Não haveria registro da viagem de Jay nesta "cópia" da máquina do tempo, então Mike reprogramou tudo do zero. Ele recebeu a mensagem: "ACEITO. CONFIRME S/N" e sorriu para Jay. Agora, estamos prontos.

Ao retornarem para a sala de estar, despediram-se mais uma vez. Mike pegou suas malas e apertou o botão de ativação. Olhando para cima, viu que Jay havia desaparecido — ou melhor, Mike havia desaparecido e agora estava parado no mesmo lugar de uma semana atrás.

Como que para confirmar, uma tosse alta e rouca ecoou pelo silêncio vinda do quarto do andar de cima.

Após sentir um leve enjoo ao se lembrar de como era antes, Mike sorriu. "Não se preocupe, meu velho. Você vai se sentir melhor em uma semana e partir para uma aventura estranha." Silenciosamente, Mike saiu pela porta da frente (deveria fazer barulho de propósito para ser ouvido? Achou que não), fechando-a delicadamente.

Mike trancou a porta. Era um hábito.

Assim que saiu, encarou seu Hydrocar estacionado na entrada da garagem. Seu carro não havia sumido a semana toda, então um táxi devia ter sido acionado. Pegando seu celular, discou um número para chamar um carro.

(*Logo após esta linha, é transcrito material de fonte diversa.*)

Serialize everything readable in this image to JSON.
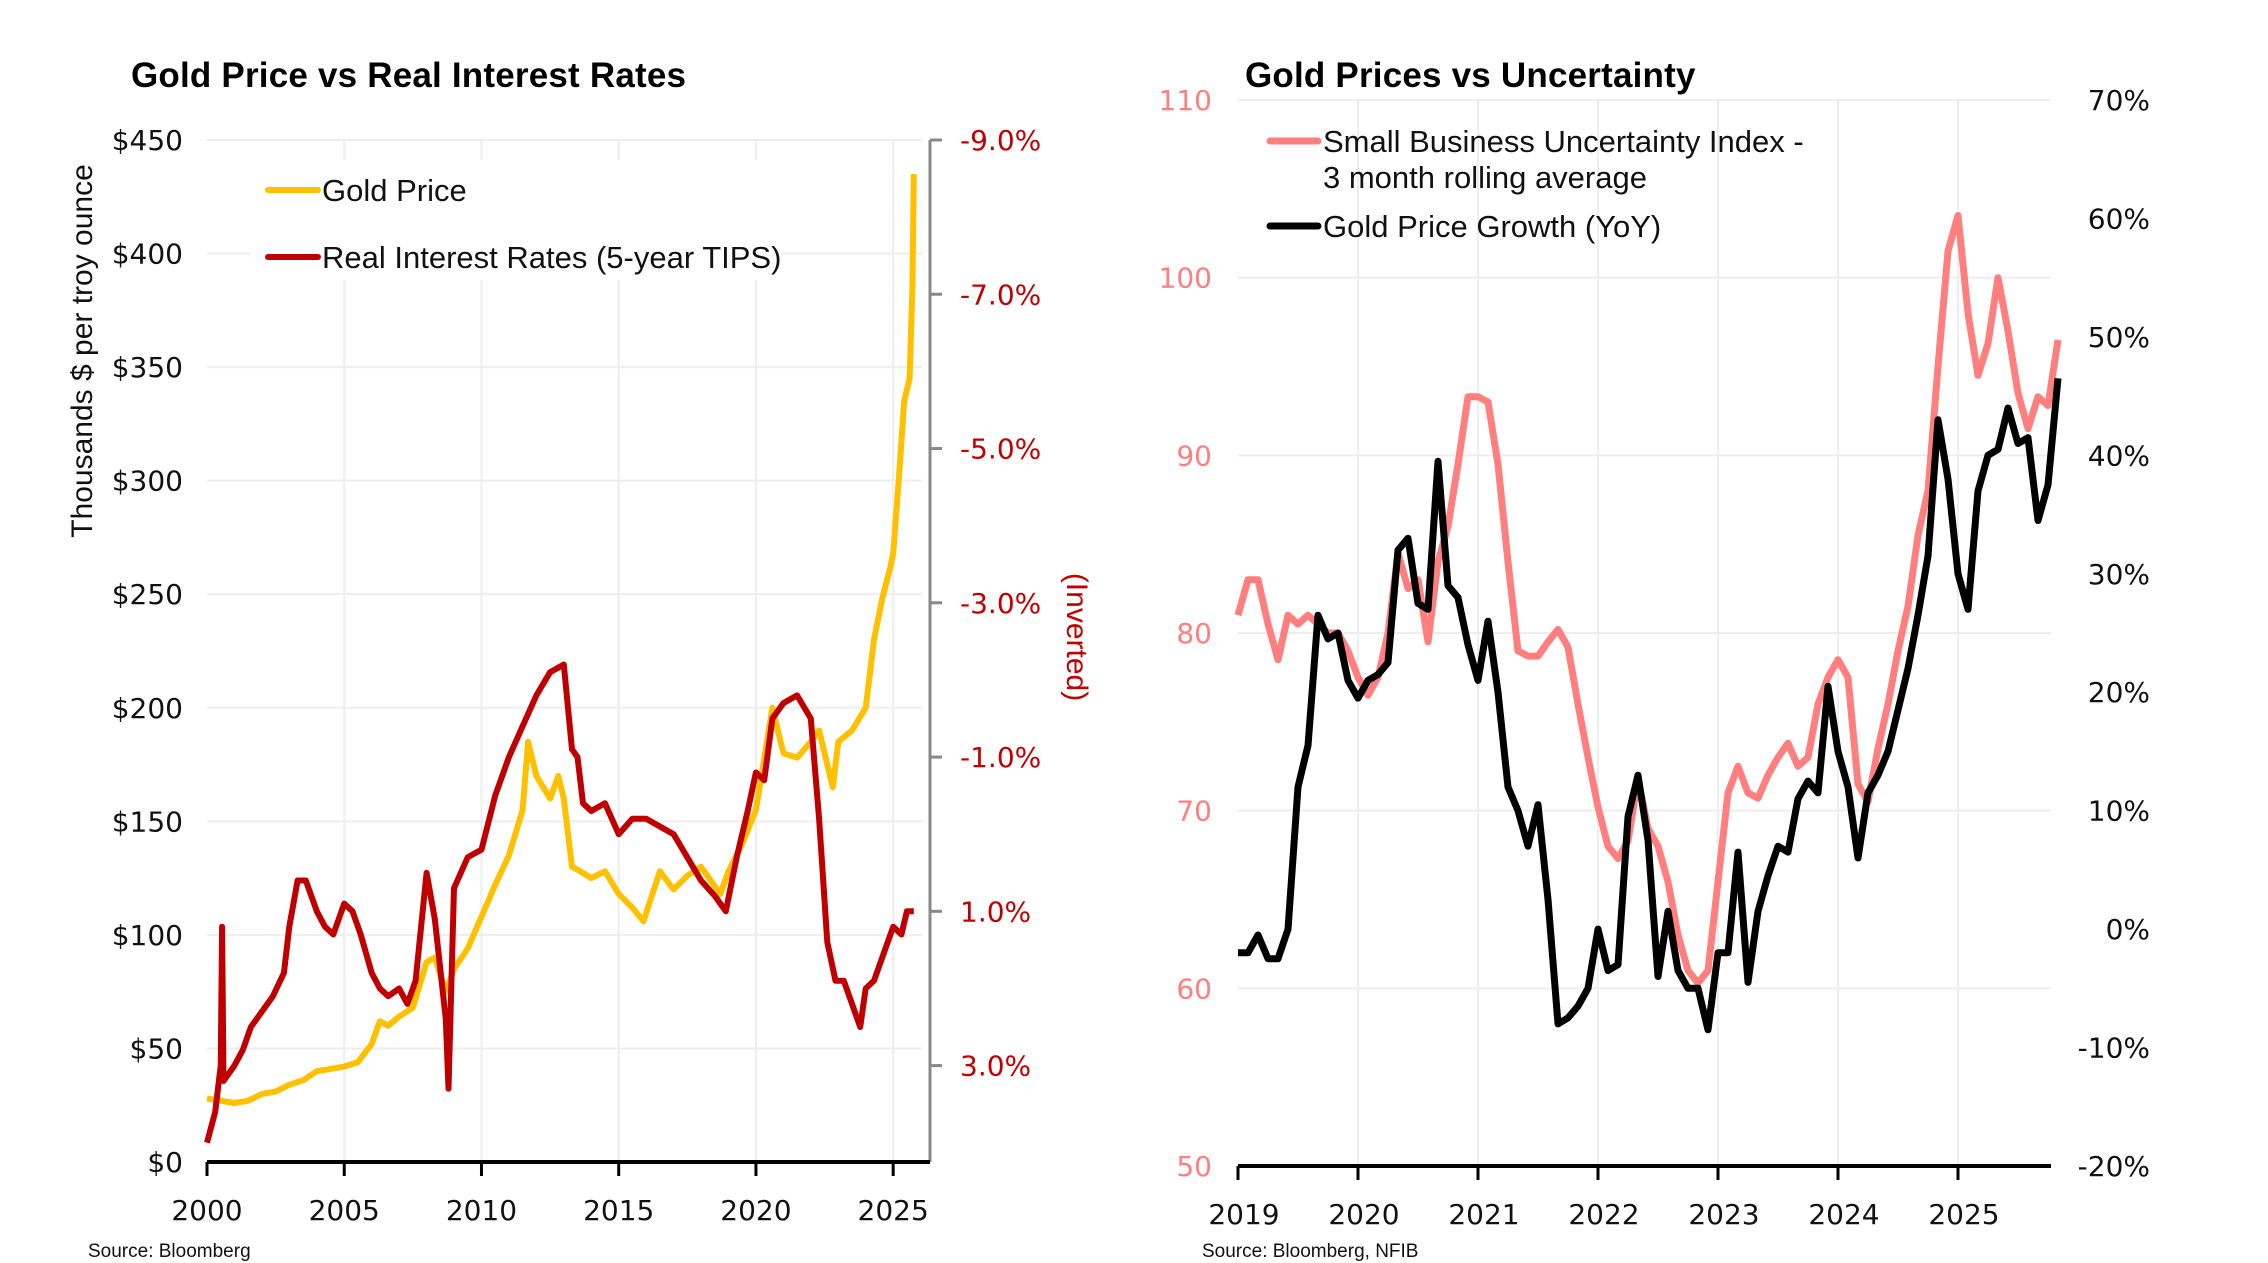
{
  "charts": [
    {
      "id": "left",
      "title": "Gold Price vs Real Interest Rates",
      "source": "Source: Bloomberg",
      "left_axis_label": "Thousands $ per troy ounce",
      "right_axis_label": "(Inverted)",
      "legend": [
        {
          "label": "Gold Price",
          "color": "#FFC000"
        },
        {
          "label": "Real Interest Rates (5-year TIPS)",
          "color": "#C00000"
        }
      ]
    },
    {
      "id": "right",
      "title": "Gold Prices vs Uncertainty",
      "source": "Source: Bloomberg, NFIB",
      "legend": [
        {
          "label_line1": "Small Business Uncertainty Index -",
          "label_line2": "3 month rolling average",
          "color": "#FF7F7F"
        },
        {
          "label": "Gold Price Growth (YoY)",
          "color": "#000000"
        }
      ]
    }
  ],
  "chart_data": [
    {
      "type": "line",
      "title": "Gold Price vs Real Interest Rates",
      "xlabel": "",
      "ylabel": "Thousands $ per troy ounce",
      "y2label": "(Inverted)",
      "x_ticks": [
        "2000",
        "2005",
        "2010",
        "2015",
        "2020",
        "2025"
      ],
      "xlim": [
        2000,
        2026.05
      ],
      "y_ticks": [
        "$0",
        "$50",
        "$100",
        "$150",
        "$200",
        "$250",
        "$300",
        "$350",
        "$400",
        "$450"
      ],
      "ylim": [
        0,
        450
      ],
      "y2_ticks": [
        "-9.0%",
        "-7.0%",
        "-5.0%",
        "-3.0%",
        "-1.0%",
        "1.0%",
        "3.0%"
      ],
      "y2lim_inverted": [
        -9.0,
        4.25
      ],
      "grid": true,
      "legend_position": "top-left",
      "series": [
        {
          "name": "Gold Price",
          "axis": "left",
          "color": "#FFC000",
          "x": [
            2000.0,
            2000.5,
            2001.0,
            2001.5,
            2002.0,
            2002.5,
            2003.0,
            2003.5,
            2004.0,
            2004.5,
            2005.0,
            2005.5,
            2006.0,
            2006.3,
            2006.6,
            2007.0,
            2007.5,
            2008.0,
            2008.3,
            2008.7,
            2009.0,
            2009.5,
            2010.0,
            2010.5,
            2011.0,
            2011.5,
            2011.7,
            2012.0,
            2012.5,
            2012.8,
            2013.0,
            2013.3,
            2013.6,
            2014.0,
            2014.5,
            2015.0,
            2015.5,
            2015.9,
            2016.5,
            2017.0,
            2017.5,
            2018.0,
            2018.7,
            2019.0,
            2019.5,
            2020.0,
            2020.6,
            2021.0,
            2021.5,
            2022.0,
            2022.3,
            2022.8,
            2023.0,
            2023.5,
            2024.0,
            2024.3,
            2024.6,
            2024.9,
            2025.0,
            2025.2,
            2025.4,
            2025.6,
            2025.7,
            2025.75
          ],
          "values": [
            28,
            27,
            26,
            27,
            30,
            31,
            34,
            36,
            40,
            41,
            42,
            44,
            52,
            62,
            60,
            64,
            68,
            88,
            90,
            75,
            85,
            94,
            108,
            122,
            135,
            155,
            185,
            170,
            160,
            170,
            160,
            130,
            128,
            125,
            128,
            118,
            112,
            106,
            128,
            120,
            126,
            130,
            118,
            128,
            140,
            155,
            200,
            180,
            178,
            185,
            190,
            165,
            185,
            190,
            200,
            230,
            248,
            262,
            268,
            300,
            335,
            345,
            385,
            435
          ]
        },
        {
          "name": "Real Interest Rates (5-year TIPS)",
          "axis": "right",
          "inverted": true,
          "color": "#C00000",
          "x": [
            2000.0,
            2000.3,
            2000.5,
            2000.55,
            2000.6,
            2001.0,
            2001.3,
            2001.6,
            2002.0,
            2002.4,
            2002.8,
            2003.0,
            2003.3,
            2003.6,
            2004.0,
            2004.3,
            2004.6,
            2005.0,
            2005.3,
            2005.6,
            2006.0,
            2006.3,
            2006.6,
            2007.0,
            2007.3,
            2007.6,
            2008.0,
            2008.3,
            2008.7,
            2008.8,
            2009.0,
            2009.5,
            2010.0,
            2010.5,
            2011.0,
            2011.5,
            2012.0,
            2012.5,
            2013.0,
            2013.3,
            2013.5,
            2013.7,
            2014.0,
            2014.5,
            2015.0,
            2015.5,
            2016.0,
            2016.5,
            2017.0,
            2017.5,
            2018.0,
            2018.5,
            2018.9,
            2019.3,
            2019.7,
            2020.0,
            2020.3,
            2020.6,
            2021.0,
            2021.5,
            2022.0,
            2022.3,
            2022.6,
            2022.9,
            2023.2,
            2023.5,
            2023.8,
            2024.0,
            2024.3,
            2024.6,
            2025.0,
            2025.3,
            2025.5,
            2025.75
          ],
          "values": [
            4.0,
            3.6,
            3.0,
            1.2,
            3.2,
            3.0,
            2.8,
            2.5,
            2.3,
            2.1,
            1.8,
            1.2,
            0.6,
            0.6,
            1.0,
            1.2,
            1.3,
            0.9,
            1.0,
            1.3,
            1.8,
            2.0,
            2.1,
            2.0,
            2.2,
            1.9,
            0.5,
            1.1,
            2.4,
            3.3,
            0.7,
            0.3,
            0.2,
            -0.5,
            -1.0,
            -1.4,
            -1.8,
            -2.1,
            -2.2,
            -1.1,
            -1.0,
            -0.4,
            -0.3,
            -0.4,
            0.0,
            -0.2,
            -0.2,
            -0.1,
            0.0,
            0.3,
            0.6,
            0.8,
            1.0,
            0.3,
            -0.3,
            -0.8,
            -0.7,
            -1.5,
            -1.7,
            -1.8,
            -1.5,
            -0.2,
            1.4,
            1.9,
            1.9,
            2.2,
            2.5,
            2.0,
            1.9,
            1.6,
            1.2,
            1.3,
            1.0,
            1.0
          ]
        }
      ]
    },
    {
      "type": "line",
      "title": "Gold Prices vs Uncertainty",
      "xlabel": "",
      "ylabel": "",
      "x_ticks": [
        "2019",
        "2020",
        "2021",
        "2022",
        "2023",
        "2024",
        "2025"
      ],
      "xlim": [
        2019.0,
        2025.8
      ],
      "y_ticks": [
        "50",
        "60",
        "70",
        "80",
        "90",
        "100",
        "110"
      ],
      "ylim": [
        50,
        110
      ],
      "y2_ticks": [
        "-20%",
        "-10%",
        "0%",
        "10%",
        "20%",
        "30%",
        "40%",
        "50%",
        "60%",
        "70%"
      ],
      "y2lim": [
        -20,
        70
      ],
      "grid": true,
      "legend_position": "top-left",
      "x_start": 2019.0,
      "x_step_months": 1,
      "series": [
        {
          "name": "Small Business Uncertainty Index - 3 month rolling average",
          "axis": "left",
          "color": "#FF7F7F",
          "values": [
            81,
            83,
            83,
            80.5,
            78.5,
            81,
            80.5,
            81,
            80.5,
            80,
            80,
            79,
            77.5,
            76.5,
            77.5,
            80,
            84.5,
            82.5,
            83,
            79.5,
            84,
            86,
            89.5,
            93.3,
            93.3,
            93,
            89.5,
            84,
            79,
            78.7,
            78.7,
            79.5,
            80.2,
            79.2,
            76,
            73,
            70.2,
            68,
            67.3,
            68.3,
            71.8,
            69,
            68,
            66,
            63,
            61,
            60.3,
            61,
            66,
            71,
            72.5,
            71,
            70.7,
            72,
            73,
            73.8,
            72.5,
            73,
            76,
            77.5,
            78.5,
            77.5,
            71.5,
            70.5,
            73.5,
            76,
            79,
            81.5,
            85.5,
            88,
            95,
            101.5,
            103.5,
            98,
            94.5,
            96.3,
            100,
            97,
            93.5,
            91.5,
            93.3,
            92.8,
            96.5
          ]
        },
        {
          "name": "Gold Price Growth (YoY)",
          "axis": "right",
          "color": "#000000",
          "values": [
            -2,
            -2,
            -0.5,
            -2.5,
            -2.5,
            0,
            12,
            15.5,
            26.5,
            24.5,
            25,
            21,
            19.5,
            21,
            21.5,
            22.5,
            32,
            33,
            27.5,
            27,
            39.5,
            29,
            28,
            24,
            21,
            26,
            20,
            12,
            10,
            7,
            10.5,
            2.5,
            -8,
            -7.5,
            -6.5,
            -5,
            0,
            -3.5,
            -3,
            9.5,
            13,
            7.5,
            -4,
            1.5,
            -3.5,
            -5,
            -5,
            -8.5,
            -2,
            -2,
            6.5,
            -4.5,
            1.5,
            4.5,
            7,
            6.5,
            11,
            12.5,
            11.5,
            20.5,
            15,
            12,
            6,
            11.5,
            13,
            15,
            18.5,
            22,
            26.5,
            31.5,
            43,
            38,
            30,
            27,
            37,
            40,
            40.5,
            44,
            41,
            41.5,
            34.5,
            37.5,
            46.5
          ]
        }
      ]
    }
  ]
}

O carro o deixou em frente ao prédio de apartamentos de Jay Red. Carregando a bagagem, ele bateu na porta do amigo. Depois de um instante, Jay abriu. "Mike? O que é isso com a mala? Está tudo bem? Você não vai se mudar para cá, vai?"

"Não, claro que não. Vou ficar no cassino." Assim que a porta se fechou atrás dele, Mike abriu a mala e, com certa frustração, conseguiu tirar a pasta preta de debaixo das roupas. "Por que você não me avisou que eu teria que procurar isso? Obrigado, Jay."

"Do que você está falando? Faz um mês que não te vejo."

Mike abriu a maleta, exibindo o caleidoscópio de fichas coloridas. "Nos vimos há poucos minutos, Jay. Tivemos uma longa conversa. Você e eu vamos assaltar um cassino. E a boa notícia é que já fizemos isso... mais ou menos!"

O próximo passo era delicado. Mike Ford fez o check-in no cassino e se tornou bem visível — seu plano funcionaria melhor, ele achava, se passasse despercebido. Depois de se acomodar, foi ao caixa do cassino e solicitou o saque de vinte mil dólares de sua própria conta. Por sorte, pensou ele, seu eu do passado estava tão doente na cama que não checaria seu saldo nem entraria em pânico com o dinheiro sacado durante toda a semana.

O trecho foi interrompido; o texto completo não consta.